Le premier des personnages à attirer notre attention nous fait face, s’approchant à petits pas du centre du tableau. Enfant ou adulte, on ne pourrait pas vraiment dire. C’est un poète, main sur le cœur, il avance dans sa rêverie, suivant les traces et le mythe du promeneur solitaire. Il est à contresens de notre regard qui cherche à l’inverse à s’enfoncer dans le tableau. Ne nous laissant pas pour autant bloquer la route on se rend compte doucement que quelque chose ne va pas dans cette composition aux allures de maison de poupées. Sur la gauche, des enfants jouent, mais la partie n’est pas pour autant à la rigolade.

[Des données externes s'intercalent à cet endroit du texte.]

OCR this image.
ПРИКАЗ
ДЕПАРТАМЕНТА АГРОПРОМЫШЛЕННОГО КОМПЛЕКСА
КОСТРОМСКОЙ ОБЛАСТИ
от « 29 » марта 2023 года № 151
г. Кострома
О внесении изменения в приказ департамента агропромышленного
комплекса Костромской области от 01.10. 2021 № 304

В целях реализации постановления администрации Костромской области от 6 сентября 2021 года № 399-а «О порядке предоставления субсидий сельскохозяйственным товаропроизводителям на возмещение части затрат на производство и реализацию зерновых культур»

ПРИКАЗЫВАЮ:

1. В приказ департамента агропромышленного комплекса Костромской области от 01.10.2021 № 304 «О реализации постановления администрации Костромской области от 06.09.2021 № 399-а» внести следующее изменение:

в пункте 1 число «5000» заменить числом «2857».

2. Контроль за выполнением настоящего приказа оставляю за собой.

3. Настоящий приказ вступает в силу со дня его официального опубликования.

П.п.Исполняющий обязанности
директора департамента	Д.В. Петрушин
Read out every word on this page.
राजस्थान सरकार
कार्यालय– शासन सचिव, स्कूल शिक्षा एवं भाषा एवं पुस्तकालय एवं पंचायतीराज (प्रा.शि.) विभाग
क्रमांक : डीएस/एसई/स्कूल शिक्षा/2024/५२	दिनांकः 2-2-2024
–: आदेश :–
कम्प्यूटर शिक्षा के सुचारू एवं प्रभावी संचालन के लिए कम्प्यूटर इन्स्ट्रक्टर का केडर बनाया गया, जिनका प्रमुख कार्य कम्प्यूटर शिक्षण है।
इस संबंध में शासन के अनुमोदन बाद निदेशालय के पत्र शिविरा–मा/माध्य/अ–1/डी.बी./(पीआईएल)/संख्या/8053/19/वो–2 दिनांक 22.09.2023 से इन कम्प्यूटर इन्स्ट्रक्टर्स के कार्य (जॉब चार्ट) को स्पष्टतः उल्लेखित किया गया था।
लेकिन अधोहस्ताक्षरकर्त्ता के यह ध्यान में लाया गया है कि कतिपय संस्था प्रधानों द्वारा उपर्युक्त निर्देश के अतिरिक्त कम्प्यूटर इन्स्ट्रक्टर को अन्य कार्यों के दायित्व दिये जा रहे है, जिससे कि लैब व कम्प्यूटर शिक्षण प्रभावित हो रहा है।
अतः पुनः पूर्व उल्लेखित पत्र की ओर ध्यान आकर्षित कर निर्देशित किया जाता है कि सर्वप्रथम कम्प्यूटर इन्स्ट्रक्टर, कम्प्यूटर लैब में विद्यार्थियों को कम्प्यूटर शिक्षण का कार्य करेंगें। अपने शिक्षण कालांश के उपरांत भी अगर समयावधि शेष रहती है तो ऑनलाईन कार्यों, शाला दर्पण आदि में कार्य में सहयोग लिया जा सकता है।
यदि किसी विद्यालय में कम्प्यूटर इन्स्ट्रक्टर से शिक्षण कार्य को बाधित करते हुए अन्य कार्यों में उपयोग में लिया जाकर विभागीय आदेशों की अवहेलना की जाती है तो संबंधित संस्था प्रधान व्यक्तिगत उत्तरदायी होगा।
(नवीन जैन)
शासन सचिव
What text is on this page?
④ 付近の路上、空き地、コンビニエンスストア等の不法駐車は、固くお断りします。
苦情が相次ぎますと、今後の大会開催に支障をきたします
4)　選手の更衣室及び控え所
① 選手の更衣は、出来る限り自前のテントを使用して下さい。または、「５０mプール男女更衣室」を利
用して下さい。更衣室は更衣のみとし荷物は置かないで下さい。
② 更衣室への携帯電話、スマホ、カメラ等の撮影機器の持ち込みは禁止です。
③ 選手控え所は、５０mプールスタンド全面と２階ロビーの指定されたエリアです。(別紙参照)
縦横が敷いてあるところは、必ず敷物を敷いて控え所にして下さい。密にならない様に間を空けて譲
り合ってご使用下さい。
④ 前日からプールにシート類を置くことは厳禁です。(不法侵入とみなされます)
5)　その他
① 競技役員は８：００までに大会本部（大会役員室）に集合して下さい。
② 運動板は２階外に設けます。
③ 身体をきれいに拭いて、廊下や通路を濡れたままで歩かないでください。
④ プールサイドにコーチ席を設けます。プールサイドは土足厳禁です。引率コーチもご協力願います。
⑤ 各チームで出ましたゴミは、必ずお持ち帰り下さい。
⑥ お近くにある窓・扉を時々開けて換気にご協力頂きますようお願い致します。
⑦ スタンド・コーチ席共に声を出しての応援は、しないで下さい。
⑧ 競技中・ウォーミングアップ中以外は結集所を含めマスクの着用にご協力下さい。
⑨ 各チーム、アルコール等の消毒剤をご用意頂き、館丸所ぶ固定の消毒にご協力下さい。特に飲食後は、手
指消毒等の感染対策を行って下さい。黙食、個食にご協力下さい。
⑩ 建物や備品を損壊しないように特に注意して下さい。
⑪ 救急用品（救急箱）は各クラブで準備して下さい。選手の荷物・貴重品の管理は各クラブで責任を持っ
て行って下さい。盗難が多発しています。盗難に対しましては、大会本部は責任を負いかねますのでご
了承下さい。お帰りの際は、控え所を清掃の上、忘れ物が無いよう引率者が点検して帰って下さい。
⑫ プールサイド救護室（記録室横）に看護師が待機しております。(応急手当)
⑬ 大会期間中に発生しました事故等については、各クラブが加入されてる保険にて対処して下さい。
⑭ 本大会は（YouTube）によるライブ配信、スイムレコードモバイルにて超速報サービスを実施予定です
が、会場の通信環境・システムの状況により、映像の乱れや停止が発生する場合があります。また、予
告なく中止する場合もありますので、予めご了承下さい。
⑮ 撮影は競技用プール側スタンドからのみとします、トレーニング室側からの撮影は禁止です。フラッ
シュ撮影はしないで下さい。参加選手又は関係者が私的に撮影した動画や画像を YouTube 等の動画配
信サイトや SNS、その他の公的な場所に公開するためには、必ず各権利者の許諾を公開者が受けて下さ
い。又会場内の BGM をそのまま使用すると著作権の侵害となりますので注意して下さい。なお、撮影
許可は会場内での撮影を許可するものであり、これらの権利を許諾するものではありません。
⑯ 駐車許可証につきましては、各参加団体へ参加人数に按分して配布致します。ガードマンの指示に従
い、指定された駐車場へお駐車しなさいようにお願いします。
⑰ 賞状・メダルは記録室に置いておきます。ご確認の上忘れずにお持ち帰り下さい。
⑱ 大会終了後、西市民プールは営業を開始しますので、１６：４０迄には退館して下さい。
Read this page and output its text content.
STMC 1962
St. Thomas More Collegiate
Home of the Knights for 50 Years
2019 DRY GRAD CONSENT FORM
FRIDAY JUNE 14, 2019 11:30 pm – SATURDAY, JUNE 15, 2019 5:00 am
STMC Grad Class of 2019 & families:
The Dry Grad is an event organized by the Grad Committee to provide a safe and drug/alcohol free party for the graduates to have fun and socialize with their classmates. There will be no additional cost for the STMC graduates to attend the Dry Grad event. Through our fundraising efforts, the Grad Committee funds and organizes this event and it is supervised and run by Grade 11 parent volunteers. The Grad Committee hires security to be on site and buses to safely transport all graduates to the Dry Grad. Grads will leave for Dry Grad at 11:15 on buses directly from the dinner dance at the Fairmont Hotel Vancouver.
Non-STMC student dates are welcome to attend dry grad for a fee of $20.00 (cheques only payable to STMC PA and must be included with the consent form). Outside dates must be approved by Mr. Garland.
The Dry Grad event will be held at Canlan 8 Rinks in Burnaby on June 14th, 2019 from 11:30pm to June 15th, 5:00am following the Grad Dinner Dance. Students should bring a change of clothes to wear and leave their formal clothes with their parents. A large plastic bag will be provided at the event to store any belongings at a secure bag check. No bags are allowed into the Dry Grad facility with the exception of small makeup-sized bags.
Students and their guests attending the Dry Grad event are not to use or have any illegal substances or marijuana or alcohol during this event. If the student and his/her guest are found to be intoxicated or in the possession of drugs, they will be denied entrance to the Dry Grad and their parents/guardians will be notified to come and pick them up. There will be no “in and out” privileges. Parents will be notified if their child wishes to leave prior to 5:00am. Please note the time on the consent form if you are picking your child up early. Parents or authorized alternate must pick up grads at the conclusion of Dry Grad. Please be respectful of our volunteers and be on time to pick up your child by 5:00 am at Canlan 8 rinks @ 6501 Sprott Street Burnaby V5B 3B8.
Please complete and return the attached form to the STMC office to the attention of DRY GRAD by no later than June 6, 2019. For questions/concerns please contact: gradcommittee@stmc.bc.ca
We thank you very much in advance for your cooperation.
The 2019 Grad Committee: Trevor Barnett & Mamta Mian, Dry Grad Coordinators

Alors qu’un enfant à la tête difforme et sans âge court béatement après sa balle rouge, la jeune fille qui lui emboîte le pas est en proie à une agression charnelle.

Clairement identifiée comme une petite fille, par ses traits comme ses vêtements, elle tente de se défaire de l’étreinte forcée qui lui ait faite. Sa jupe En pleine action, les genoux pliés, prête à bondir, les bras ouverts, prête à s’envoler, elle est prise au piège malgré tout. Comme un maillon, l’homme l’enlace de part et d’autre du corps, une jambe entre les siennes, un bras qui la saisit au bas-ventre et le second qui lui agrippe le poignet. Comme un oiseau en cage, la fillette n’a plus d’issue possible. Le visage de son agresseur est un mystère, il semble particulièrement paisible, vitreux pour une action pourtant si violente.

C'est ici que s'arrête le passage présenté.